Encephalitis requires immediate emergency care so that diagnosis and treatment can begin as soon as possible.
Your chance of survival increases if you are given early drug and/or supportive treatment. If your doctor suspects that you have herpes encephalitis, but has yet to confirm those suspicions, you may nevertheless be started on antiviral medicines while diagnostic tests are being done.
Your doctor is the best source of information on the drug treatment choices available to you.
If you will be traveling to an area where encephalitis is more common, consult your clinician to discuss specific precautions.
You may be advised to get a vaccination for Japanese encephalitis if you are traveling to Asia in the summer. However, this vaccination carries a small risk of allergic reaction. Immunizations against tick-borne encephalitis (common in rural areas in Europe and Russia) are available, but can cause Guillain-Barré syndrome, a serious neurological disorder. Ask your clinician about the risks versus the benefits of these and any other vaccinations you may need before travelling outside of the U.S.
Because people who develop serious illness with encephalitis are immobile (confined to bedrest), they have an increased risk of pneumonia, bedsores, blood clots, and infections from catheters.
Having encephalitis can weaken your immune system, making you more vulnerable to other infections such as pneumonia. Your clinician will take preventive measures, and monitor you for signs of other (secondary) infections.

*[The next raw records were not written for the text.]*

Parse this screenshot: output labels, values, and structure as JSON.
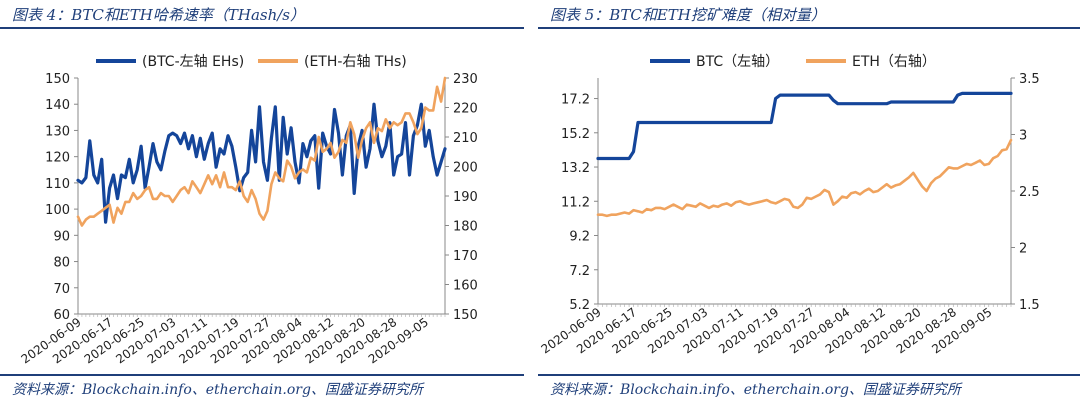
{
  "colors": {
    "brand_navy": "#1f3f7a",
    "series_btc": "#14459a",
    "series_eth": "#f0a35e"
  },
  "left": {
    "title": "图表 4：BTC和ETH哈希速率（THash/s）",
    "source": "资料来源：Blockchain.info、etherchain.org、国盛证券研究所"
  },
  "right": {
    "title": "图表 5：BTC和ETH挖矿难度（相对量）",
    "source": "资料来源：Blockchain.info、etherchain.org、国盛证券研究所"
  },
  "chart_data": [
    {
      "type": "line",
      "legend_position": "top",
      "grid": false,
      "x": [
        "2020-06-09",
        "2020-06-10",
        "2020-06-11",
        "2020-06-12",
        "2020-06-13",
        "2020-06-14",
        "2020-06-15",
        "2020-06-16",
        "2020-06-17",
        "2020-06-18",
        "2020-06-19",
        "2020-06-20",
        "2020-06-21",
        "2020-06-22",
        "2020-06-23",
        "2020-06-24",
        "2020-06-25",
        "2020-06-26",
        "2020-06-27",
        "2020-06-28",
        "2020-06-29",
        "2020-06-30",
        "2020-07-01",
        "2020-07-02",
        "2020-07-03",
        "2020-07-04",
        "2020-07-05",
        "2020-07-06",
        "2020-07-07",
        "2020-07-08",
        "2020-07-09",
        "2020-07-10",
        "2020-07-11",
        "2020-07-12",
        "2020-07-13",
        "2020-07-14",
        "2020-07-15",
        "2020-07-16",
        "2020-07-17",
        "2020-07-18",
        "2020-07-19",
        "2020-07-20",
        "2020-07-21",
        "2020-07-22",
        "2020-07-23",
        "2020-07-24",
        "2020-07-25",
        "2020-07-26",
        "2020-07-27",
        "2020-07-28",
        "2020-07-29",
        "2020-07-30",
        "2020-07-31",
        "2020-08-01",
        "2020-08-02",
        "2020-08-03",
        "2020-08-04",
        "2020-08-05",
        "2020-08-06",
        "2020-08-07",
        "2020-08-08",
        "2020-08-09",
        "2020-08-10",
        "2020-08-11",
        "2020-08-12",
        "2020-08-13",
        "2020-08-14",
        "2020-08-15",
        "2020-08-16",
        "2020-08-17",
        "2020-08-18",
        "2020-08-19",
        "2020-08-20",
        "2020-08-21",
        "2020-08-22",
        "2020-08-23",
        "2020-08-24",
        "2020-08-25",
        "2020-08-26",
        "2020-08-27",
        "2020-08-28",
        "2020-08-29",
        "2020-08-30",
        "2020-08-31",
        "2020-09-01",
        "2020-09-02",
        "2020-09-03",
        "2020-09-04",
        "2020-09-05",
        "2020-09-06",
        "2020-09-07",
        "2020-09-08",
        "2020-09-09",
        "2020-09-10"
      ],
      "x_tick_labels": [
        "2020-06-09",
        "2020-06-17",
        "2020-06-25",
        "2020-07-03",
        "2020-07-11",
        "2020-07-19",
        "2020-07-27",
        "2020-08-04",
        "2020-08-12",
        "2020-08-20",
        "2020-08-28",
        "2020-09-05"
      ],
      "y_left": {
        "range": [
          60,
          150
        ],
        "ticks": [
          "60",
          "70",
          "80",
          "90",
          "100",
          "110",
          "120",
          "130",
          "140",
          "150"
        ]
      },
      "y_right": {
        "range": [
          150,
          230
        ],
        "ticks": [
          "150",
          "160",
          "170",
          "180",
          "190",
          "200",
          "210",
          "220",
          "230"
        ]
      },
      "series": [
        {
          "name": "(BTC-左轴 EHs)",
          "axis": "left",
          "color": "#14459a",
          "values": [
            111,
            110,
            112,
            126,
            113,
            110,
            119,
            95,
            108,
            113,
            104,
            113,
            112,
            119,
            110,
            115,
            124,
            108,
            116,
            125,
            118,
            115,
            122,
            128,
            129,
            128,
            125,
            129,
            123,
            128,
            120,
            127,
            119,
            125,
            129,
            116,
            123,
            121,
            128,
            124,
            116,
            107,
            112,
            114,
            130,
            118,
            139,
            118,
            111,
            127,
            139,
            111,
            135,
            121,
            131,
            118,
            110,
            125,
            120,
            126,
            128,
            108,
            129,
            124,
            121,
            138,
            129,
            113,
            128,
            132,
            106,
            124,
            130,
            116,
            123,
            140,
            126,
            120,
            124,
            133,
            113,
            120,
            121,
            133,
            113,
            128,
            132,
            140,
            124,
            130,
            120,
            113,
            118,
            123
          ]
        },
        {
          "name": "(ETH-右轴 THs)",
          "axis": "right",
          "color": "#f0a35e",
          "values": [
            183,
            180,
            182,
            183,
            183,
            184,
            185,
            186,
            187,
            181,
            186,
            184,
            188,
            188,
            191,
            189,
            190,
            192,
            193,
            189,
            189,
            191,
            190,
            190,
            188,
            190,
            192,
            193,
            191,
            195,
            193,
            191,
            194,
            197,
            194,
            197,
            193,
            198,
            193,
            193,
            192,
            195,
            190,
            188,
            192,
            189,
            184,
            182,
            185,
            194,
            198,
            196,
            195,
            202,
            200,
            196,
            198,
            199,
            198,
            203,
            202,
            210,
            205,
            206,
            208,
            203,
            205,
            209,
            208,
            215,
            211,
            203,
            209,
            213,
            215,
            208,
            213,
            212,
            216,
            213,
            215,
            214,
            215,
            218,
            218,
            215,
            211,
            213,
            220,
            219,
            219,
            227,
            222,
            230
          ]
        }
      ]
    },
    {
      "type": "line",
      "legend_position": "top",
      "grid": false,
      "x": [
        "2020-06-09",
        "2020-06-10",
        "2020-06-11",
        "2020-06-12",
        "2020-06-13",
        "2020-06-14",
        "2020-06-15",
        "2020-06-16",
        "2020-06-17",
        "2020-06-18",
        "2020-06-19",
        "2020-06-20",
        "2020-06-21",
        "2020-06-22",
        "2020-06-23",
        "2020-06-24",
        "2020-06-25",
        "2020-06-26",
        "2020-06-27",
        "2020-06-28",
        "2020-06-29",
        "2020-06-30",
        "2020-07-01",
        "2020-07-02",
        "2020-07-03",
        "2020-07-04",
        "2020-07-05",
        "2020-07-06",
        "2020-07-07",
        "2020-07-08",
        "2020-07-09",
        "2020-07-10",
        "2020-07-11",
        "2020-07-12",
        "2020-07-13",
        "2020-07-14",
        "2020-07-15",
        "2020-07-16",
        "2020-07-17",
        "2020-07-18",
        "2020-07-19",
        "2020-07-20",
        "2020-07-21",
        "2020-07-22",
        "2020-07-23",
        "2020-07-24",
        "2020-07-25",
        "2020-07-26",
        "2020-07-27",
        "2020-07-28",
        "2020-07-29",
        "2020-07-30",
        "2020-07-31",
        "2020-08-01",
        "2020-08-02",
        "2020-08-03",
        "2020-08-04",
        "2020-08-05",
        "2020-08-06",
        "2020-08-07",
        "2020-08-08",
        "2020-08-09",
        "2020-08-10",
        "2020-08-11",
        "2020-08-12",
        "2020-08-13",
        "2020-08-14",
        "2020-08-15",
        "2020-08-16",
        "2020-08-17",
        "2020-08-18",
        "2020-08-19",
        "2020-08-20",
        "2020-08-21",
        "2020-08-22",
        "2020-08-23",
        "2020-08-24",
        "2020-08-25",
        "2020-08-26",
        "2020-08-27",
        "2020-08-28",
        "2020-08-29",
        "2020-08-30",
        "2020-08-31",
        "2020-09-01",
        "2020-09-02",
        "2020-09-03",
        "2020-09-04",
        "2020-09-05",
        "2020-09-06",
        "2020-09-07",
        "2020-09-08",
        "2020-09-09",
        "2020-09-10"
      ],
      "x_tick_labels": [
        "2020-06-09",
        "2020-06-17",
        "2020-06-25",
        "2020-07-03",
        "2020-07-11",
        "2020-07-19",
        "2020-07-27",
        "2020-08-04",
        "2020-08-12",
        "2020-08-20",
        "2020-08-28",
        "2020-09-05"
      ],
      "y_left": {
        "range": [
          5.2,
          18.4
        ],
        "ticks": [
          "5.2",
          "7.2",
          "9.2",
          "11.2",
          "13.2",
          "15.2",
          "17.2"
        ]
      },
      "y_right": {
        "range": [
          1.5,
          3.5
        ],
        "ticks": [
          "1.5",
          "2",
          "2.5",
          "3",
          "3.5"
        ]
      },
      "series": [
        {
          "name": "BTC（左轴）",
          "axis": "left",
          "color": "#14459a",
          "values": [
            13.7,
            13.7,
            13.7,
            13.7,
            13.7,
            13.7,
            13.7,
            13.7,
            14.1,
            15.8,
            15.8,
            15.8,
            15.8,
            15.8,
            15.8,
            15.8,
            15.8,
            15.8,
            15.8,
            15.8,
            15.8,
            15.8,
            15.8,
            15.8,
            15.8,
            15.8,
            15.8,
            15.8,
            15.8,
            15.8,
            15.8,
            15.8,
            15.8,
            15.8,
            15.8,
            15.8,
            15.8,
            15.8,
            15.8,
            15.8,
            17.2,
            17.4,
            17.4,
            17.4,
            17.4,
            17.4,
            17.4,
            17.4,
            17.4,
            17.4,
            17.4,
            17.4,
            17.4,
            17.1,
            16.9,
            16.9,
            16.9,
            16.9,
            16.9,
            16.9,
            16.9,
            16.9,
            16.9,
            16.9,
            16.9,
            16.9,
            17.0,
            17.0,
            17.0,
            17.0,
            17.0,
            17.0,
            17.0,
            17.0,
            17.0,
            17.0,
            17.0,
            17.0,
            17.0,
            17.0,
            17.0,
            17.4,
            17.5,
            17.5,
            17.5,
            17.5,
            17.5,
            17.5,
            17.5,
            17.5,
            17.5,
            17.5,
            17.5,
            17.5
          ]
        },
        {
          "name": "ETH（右轴）",
          "axis": "right",
          "color": "#f0a35e",
          "values": [
            2.29,
            2.29,
            2.28,
            2.29,
            2.29,
            2.3,
            2.31,
            2.3,
            2.33,
            2.32,
            2.31,
            2.34,
            2.33,
            2.35,
            2.35,
            2.34,
            2.36,
            2.38,
            2.36,
            2.34,
            2.38,
            2.37,
            2.36,
            2.39,
            2.37,
            2.35,
            2.37,
            2.36,
            2.38,
            2.39,
            2.37,
            2.4,
            2.41,
            2.39,
            2.38,
            2.39,
            2.4,
            2.41,
            2.42,
            2.4,
            2.39,
            2.41,
            2.43,
            2.42,
            2.36,
            2.35,
            2.38,
            2.44,
            2.43,
            2.45,
            2.47,
            2.51,
            2.49,
            2.38,
            2.41,
            2.45,
            2.44,
            2.48,
            2.49,
            2.47,
            2.5,
            2.52,
            2.49,
            2.5,
            2.53,
            2.56,
            2.53,
            2.55,
            2.56,
            2.59,
            2.62,
            2.66,
            2.6,
            2.54,
            2.5,
            2.57,
            2.61,
            2.63,
            2.67,
            2.71,
            2.7,
            2.7,
            2.72,
            2.74,
            2.73,
            2.75,
            2.77,
            2.73,
            2.74,
            2.79,
            2.81,
            2.86,
            2.87,
            2.95
          ]
        }
      ]
    }
  ]
}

Acute episodes of viral encephalitis last about one to three weeks, with fever and symptoms that gradually or suddenly subside. However, it may take months for you to fully recover. The ease of your recovery, as well as whether or not you sustain permanent damage, depends on the type of virus you have, and how soon you obtain medical treatment.
While less than 1% of patients with California encephalitis die, 50% to 75% of eastern equine encephalitis cases are fatal. Close to 80% of those with eastern equine encephalitis who survive have permanent impairments. Three percent to 15% of patients who become ill with West Nile virus die. Most of these deaths occur in patients age 50 or older.
With the exceptions of West Nile and St. Louis infections, encephalitis responds more rapidly to treatment in adults than in children. Children take longer to recover, and infants are at higher risk to develop permanent impairments. As with many illnesses, the elderly are also at greater risk of serious consequences related to an encephalitis infection.
Herpes simplex encephalitis can cause death or serious permanent brain damage.
If left untreated, 70% of patients with herpes simplex encephalitis will die. About three-quarters of the patients receiving antiviral medication for the disease survive, and half of those sustain permanent brain damage. Early treatment improves these odds.
While encephalitis is an acute disease, you may need long-term medical and rehabilitational care if you experience lasting problems.